Speaking at the Annual General Meeting of Lafarge Africa Plc, The Chairman Mr. Mobolaji Balogun said the dividend payout is in appreciation of the support shown by the shareholders so far and a worthy return on their investments.
“The Board of Directors is mindful of the support of all our shareholders through the difficult but necessary journey to transform the company into a more agile and correctly financed business ready to benefit from the potential opportunities in Nigerian building materials (market),” Balogun said at the well-attended AGM of Lafarge Africa.
He also assured shareholders that restructuring of the capital structure of the company largely completed through the past year would help to significantly reduce the cost of financing and currency translation risk.
Balogun added that the company’s recent N131.6bn rights issue, the largest ever rights issue in Nigeria which was also fully subscribed, has helped to significantly reduce the foreign exchange debt exposure by 50 per cent and the Board of Directors is already reviewing options to deal with the remaining FX debt.
He announced that the company is implementing a new route-to-market initiative aimed at supporting the anticipated growth in demand as the country gradually recovers from recession and as foreign exchange rates stabilise.
Also speaking at the event, the Country Chief Executive Officer, Lafarge Africa, Michel Puchercos expressed optimism about the performance of Lafarge Africa Plc during the current year. He pointed out that the Q1 results for 2018 show stability in the market and operations which have kept revenues steady in the past quarter.
“Improvement plans in Nigeria delivered strong operational performance while turnaround actions will be consolidated further in 2018 through energy optimization as well as commercial and logistic improvement,” Puchercos said.
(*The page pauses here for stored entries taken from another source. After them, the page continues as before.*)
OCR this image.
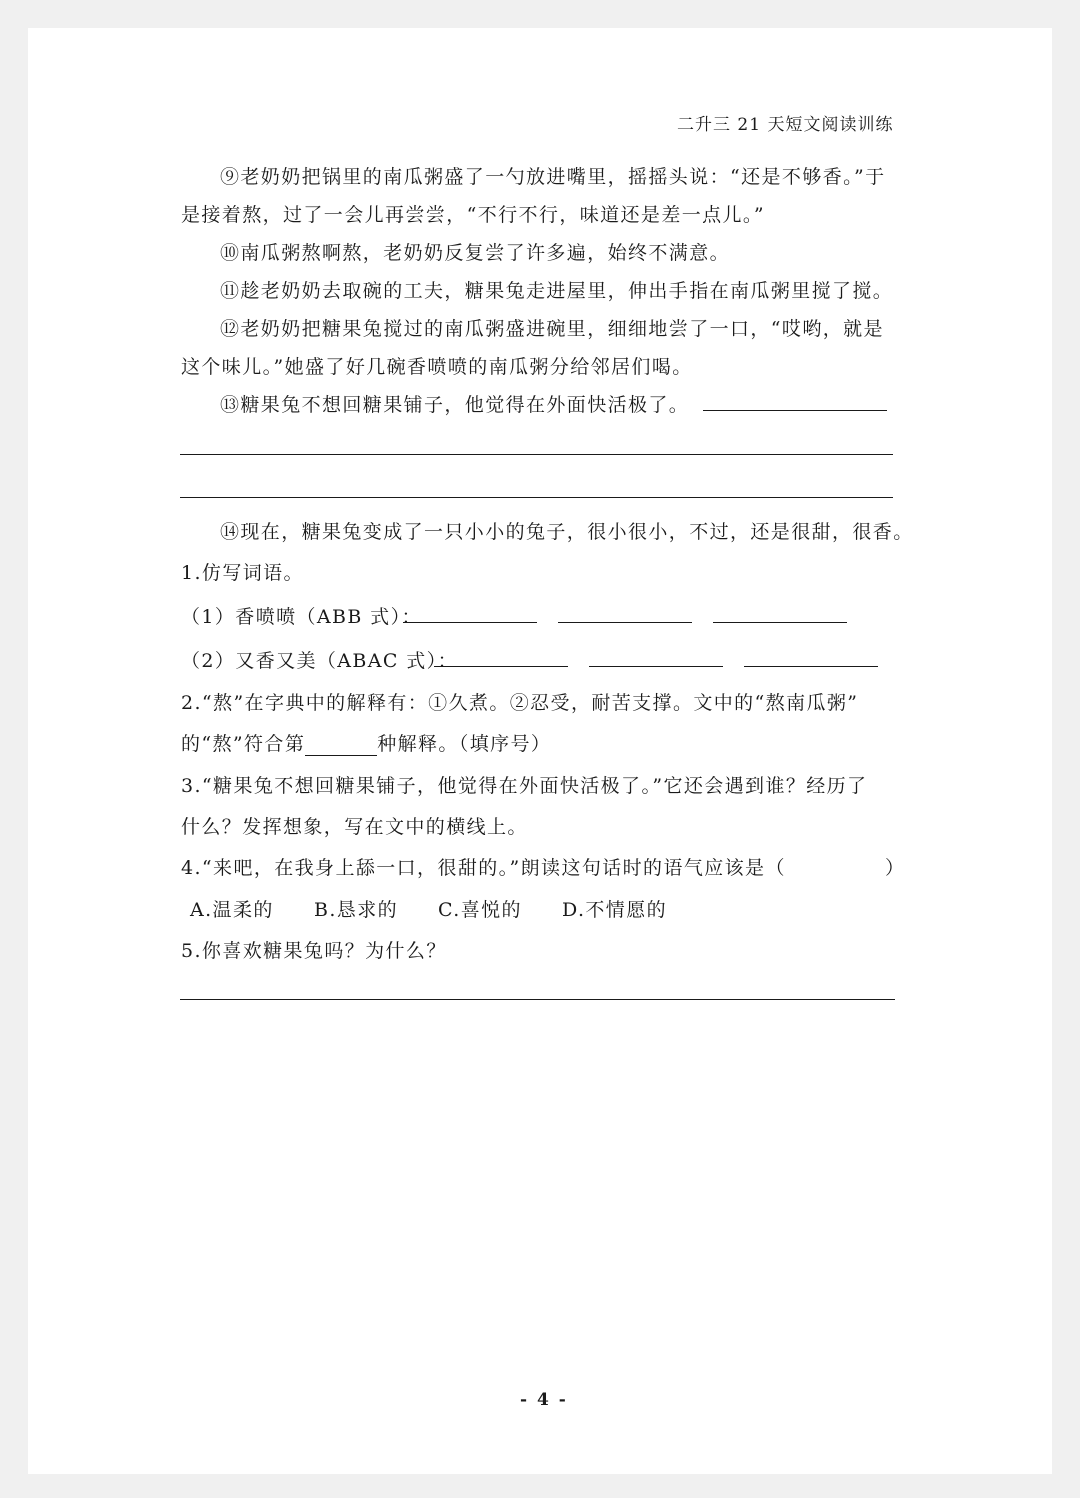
二升三 21 天短文阅读训练
⑨老奶奶把锅里的南瓜粥盛了一勺放进嘴里，摇摇头说：“还是不够香。”于
是接着熬，过了一会儿再尝尝，“不行不行，味道还是差一点儿。”
⑩南瓜粥熬啊熬，老奶奶反复尝了许多遍，始终不满意。
⑪趁老奶奶去取碗的工夫，糖果兔走进屋里，伸出手指在南瓜粥里搅了搅。
⑫老奶奶把糖果兔搅过的南瓜粥盛进碗里，细细地尝了一口，“哎哟，就是
这个味儿。”她盛了好几碗香喷喷的南瓜粥分给邻居们喝。
⑬糖果兔不想回糖果铺子，他觉得在外面快活极了。
⑭现在，糖果兔变成了一只小小的兔子，很小很小，不过，还是很甜，很香。
1.仿写词语。
（1）香喷喷（ABB 式）：
（2）又香又美（ABAC 式）：
2.“熬”在字典中的解释有：①久煮。②忍受，耐苦支撑。文中的“熬南瓜粥”
的“熬”符合第	种解释。（填序号）
3.“糖果兔不想回糖果铺子，他觉得在外面快活极了。”它还会遇到谁？经历了
什么？发挥想象，写在文中的横线上。
4.“来吧，在我身上舔一口，很甜的。”朗读这句话时的语气应该是（	）
A.温柔的 B.恳求的 C.喜悦的 D.不情愿的
5.你喜欢糖果兔吗？为什么？
- 4 -
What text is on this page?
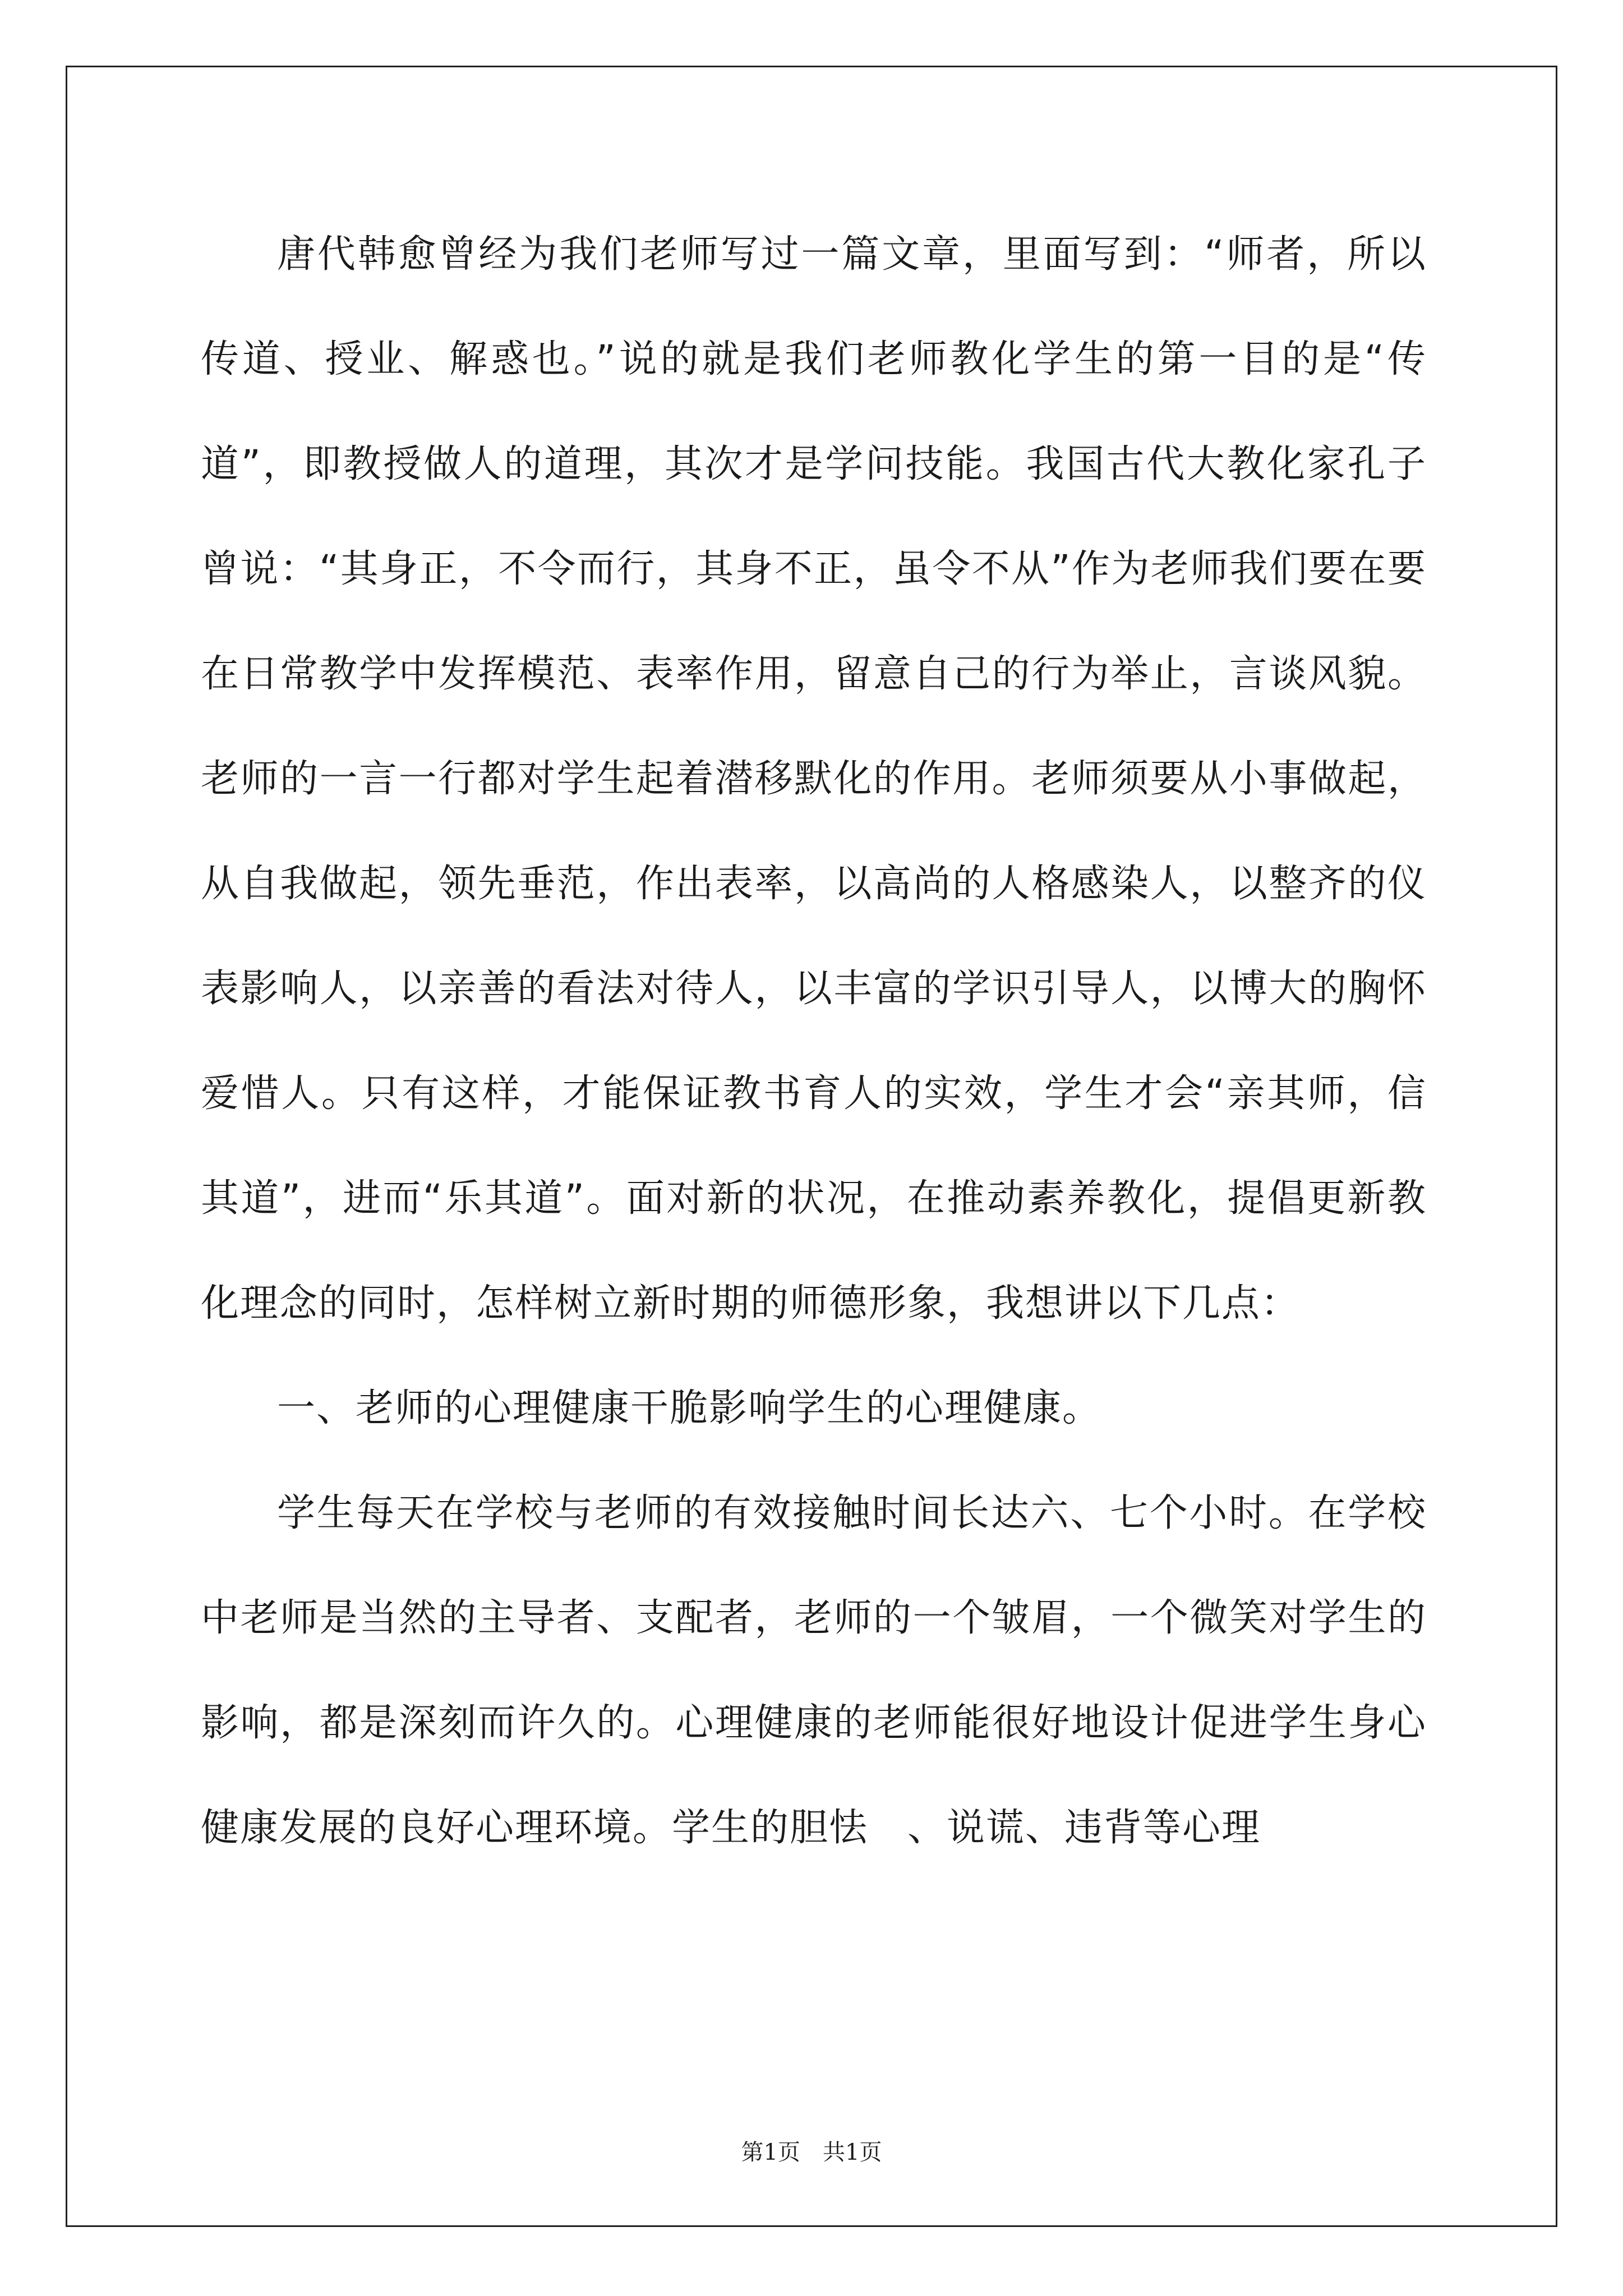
唐代韩愈曾经为我们老师写过一篇文章，里面写到：“师者，所以传道、授业、解惑也。”说的就是我们老师教化学生的第一目的是“传道”，即教授做人的道理，其次才是学问技能。我国古代大教化家孔子曾说：“其身正，不令而行，其身不正，虽令不从”作为老师我们要在要在日常教学中发挥模范、表率作用，留意自己的行为举止，言谈风貌。老师的一言一行都对学生起着潜移默化的作用。老师须要从小事做起，从自我做起，领先垂范，作出表率，以高尚的人格感染人，以整齐的仪表影响人，以亲善的看法对待人，以丰富的学识引导人，以博大的胸怀爱惜人。只有这样，才能保证教书育人的实效，学生才会“亲其师，信其道”，进而“乐其道”。面对新的状况，在推动素养教化，提倡更新教化理念的同时，怎样树立新时期的师德形象，我想讲以下几点：

一、老师的心理健康干脆影响学生的心理健康。

学生每天在学校与老师的有效接触时间长达六、七个小时。在学校中老师是当然的主导者、支配者，老师的一个皱眉，一个微笑对学生的影响，都是深刻而许久的。心理健康的老师能很好地设计促进学生身心健康发展的良好心理环境。学生的胆怯　、说谎、违背等心理

第1页　共1页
The Lafarge Africa CEO is optimistic that favourable pricing in Nigeria coupled with gains from logistic and commercial initiatives will sustain market share.
“The target is to significantly build EBITDA margins. The South Africa economy is expected to grow in 2018 which should impact on our South Africa operations. Our turnaround plan in South Africa which is focused on cost containment, commercial transformation and industrial stabilization is expected to return our SA business to profitability,” said Puchercos.